Dios de la Guerra Magnate - Capítulo 10
- Inicio
- Dios de la Guerra Magnate
- Capítulo 10 - 10 Capítulo 10 Practica las formas no la técnica ¡y al final todo es para nada
Tamaño de Fuente
Tipo de Fuente
Color de Fondo
10: Capítulo 10: Practica las formas, no la técnica, ¡y al final todo es para nada 10: Capítulo 10: Practica las formas, no la técnica, ¡y al final todo es para nada —¡Suficiente!
Una figura se adelantó, bloqueando el paso de Lin Mu.

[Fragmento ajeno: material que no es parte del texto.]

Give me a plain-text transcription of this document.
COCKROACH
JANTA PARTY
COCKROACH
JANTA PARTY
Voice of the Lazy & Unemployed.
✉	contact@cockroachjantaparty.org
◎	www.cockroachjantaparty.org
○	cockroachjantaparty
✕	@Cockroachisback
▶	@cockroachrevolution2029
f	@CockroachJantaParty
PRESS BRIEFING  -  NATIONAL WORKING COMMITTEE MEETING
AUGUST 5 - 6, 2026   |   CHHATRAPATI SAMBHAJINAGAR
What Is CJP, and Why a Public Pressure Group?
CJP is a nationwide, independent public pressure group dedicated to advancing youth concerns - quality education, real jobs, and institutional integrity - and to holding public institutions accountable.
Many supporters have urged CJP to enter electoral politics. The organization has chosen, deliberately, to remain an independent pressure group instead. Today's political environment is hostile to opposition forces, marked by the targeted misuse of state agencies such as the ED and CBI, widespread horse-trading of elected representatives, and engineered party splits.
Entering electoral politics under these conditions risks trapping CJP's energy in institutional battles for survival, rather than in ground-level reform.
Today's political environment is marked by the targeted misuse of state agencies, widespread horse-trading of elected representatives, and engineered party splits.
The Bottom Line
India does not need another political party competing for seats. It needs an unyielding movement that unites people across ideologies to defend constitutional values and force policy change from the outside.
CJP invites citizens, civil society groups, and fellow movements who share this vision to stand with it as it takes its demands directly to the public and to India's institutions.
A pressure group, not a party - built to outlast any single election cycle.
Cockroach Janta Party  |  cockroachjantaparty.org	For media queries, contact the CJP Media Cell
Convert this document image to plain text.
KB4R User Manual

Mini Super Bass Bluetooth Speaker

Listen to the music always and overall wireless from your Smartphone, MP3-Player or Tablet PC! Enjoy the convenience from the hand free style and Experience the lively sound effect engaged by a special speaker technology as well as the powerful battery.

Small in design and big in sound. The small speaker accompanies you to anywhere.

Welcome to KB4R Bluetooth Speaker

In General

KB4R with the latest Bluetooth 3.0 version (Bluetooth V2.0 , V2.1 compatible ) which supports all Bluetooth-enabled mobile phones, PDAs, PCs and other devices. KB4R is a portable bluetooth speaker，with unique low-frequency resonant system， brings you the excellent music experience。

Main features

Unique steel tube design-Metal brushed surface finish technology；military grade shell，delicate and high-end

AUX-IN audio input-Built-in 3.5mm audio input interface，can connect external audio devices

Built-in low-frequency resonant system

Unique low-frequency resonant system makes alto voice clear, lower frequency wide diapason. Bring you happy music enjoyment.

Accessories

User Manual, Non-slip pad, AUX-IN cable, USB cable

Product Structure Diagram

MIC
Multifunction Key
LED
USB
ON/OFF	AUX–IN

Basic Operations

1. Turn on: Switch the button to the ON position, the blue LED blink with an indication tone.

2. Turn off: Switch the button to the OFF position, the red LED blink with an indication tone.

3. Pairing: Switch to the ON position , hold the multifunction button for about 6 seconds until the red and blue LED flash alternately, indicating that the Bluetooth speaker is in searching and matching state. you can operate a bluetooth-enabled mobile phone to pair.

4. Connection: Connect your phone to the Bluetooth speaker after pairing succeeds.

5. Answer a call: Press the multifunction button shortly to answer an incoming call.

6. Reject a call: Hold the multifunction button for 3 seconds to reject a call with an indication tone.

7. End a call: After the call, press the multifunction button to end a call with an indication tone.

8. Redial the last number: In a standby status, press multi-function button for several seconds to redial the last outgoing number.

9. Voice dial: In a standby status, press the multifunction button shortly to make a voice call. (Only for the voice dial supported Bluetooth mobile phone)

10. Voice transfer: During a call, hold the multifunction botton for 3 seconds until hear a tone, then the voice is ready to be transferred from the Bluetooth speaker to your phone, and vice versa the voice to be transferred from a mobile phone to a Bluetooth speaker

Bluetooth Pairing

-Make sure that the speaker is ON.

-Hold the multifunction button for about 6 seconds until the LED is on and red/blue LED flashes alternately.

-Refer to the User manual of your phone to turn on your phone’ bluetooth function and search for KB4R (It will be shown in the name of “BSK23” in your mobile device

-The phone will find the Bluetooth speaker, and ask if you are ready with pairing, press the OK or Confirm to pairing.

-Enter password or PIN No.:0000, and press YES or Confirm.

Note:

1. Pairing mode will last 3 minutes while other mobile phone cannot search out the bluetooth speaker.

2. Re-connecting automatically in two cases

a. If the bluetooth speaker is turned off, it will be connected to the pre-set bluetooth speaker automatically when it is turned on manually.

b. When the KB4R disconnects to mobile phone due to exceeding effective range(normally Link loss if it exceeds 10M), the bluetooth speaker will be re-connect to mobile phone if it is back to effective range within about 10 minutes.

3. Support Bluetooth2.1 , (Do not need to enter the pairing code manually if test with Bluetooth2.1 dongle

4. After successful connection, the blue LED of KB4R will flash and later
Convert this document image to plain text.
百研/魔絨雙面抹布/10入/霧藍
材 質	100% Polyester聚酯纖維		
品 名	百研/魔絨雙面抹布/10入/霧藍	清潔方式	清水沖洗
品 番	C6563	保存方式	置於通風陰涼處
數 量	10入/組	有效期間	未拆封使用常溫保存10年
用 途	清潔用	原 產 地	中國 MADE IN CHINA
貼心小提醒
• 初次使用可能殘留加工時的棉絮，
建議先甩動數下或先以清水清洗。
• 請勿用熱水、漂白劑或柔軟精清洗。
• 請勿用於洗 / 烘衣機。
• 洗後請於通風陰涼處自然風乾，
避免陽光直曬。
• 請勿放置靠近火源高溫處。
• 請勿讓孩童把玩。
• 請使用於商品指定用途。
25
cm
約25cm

Era el hombre alto y delgado.
Al ver al hombre intervenir, los ojos de Qi Fei brillaron con un júbilo desenfrenado.
Eso es, ¿cómo pude olvidarlo?
Zeng Wen es un artista marcial del Jianghu, por no hablar de un discípulo del Maestro Ding.
Con él aquí, ¿que Lin Mu me mate?
¡Ni en sueños!
Con ese pensamiento, Qi Fei se levantó bruscamente, mirando a Lin Mu con una expresión venenosa.
—Niño, con el mejor discípulo del Maestro Ding aquí, no solo no podrás matarme, sino que además tendrás una muerte miserable, ¡te lo garantizo!
El Maestro Ding era un antiguo experto en artes marciales y un amigo íntimo del Hermano Dao.
No solo era orgulloso, sino que también poseía un nivel de cultivación divino, venerado como un maestro por los demás.
El Hermano Dao había dominado Ciudad Río durante décadas y, aparte de sus secuaces bien entrenados, la ayuda del Maestro Ding era indispensable.
Incluso la familia noble número uno de Ciudad Río, la Familia Qiao, tenía que mostrarle algo de respeto al Maestro Ding.
Como el mejor discípulo del Maestro Ding, el estatus de Zeng Wen era incluso más alto que el de un vástago promedio de una familia adinerada.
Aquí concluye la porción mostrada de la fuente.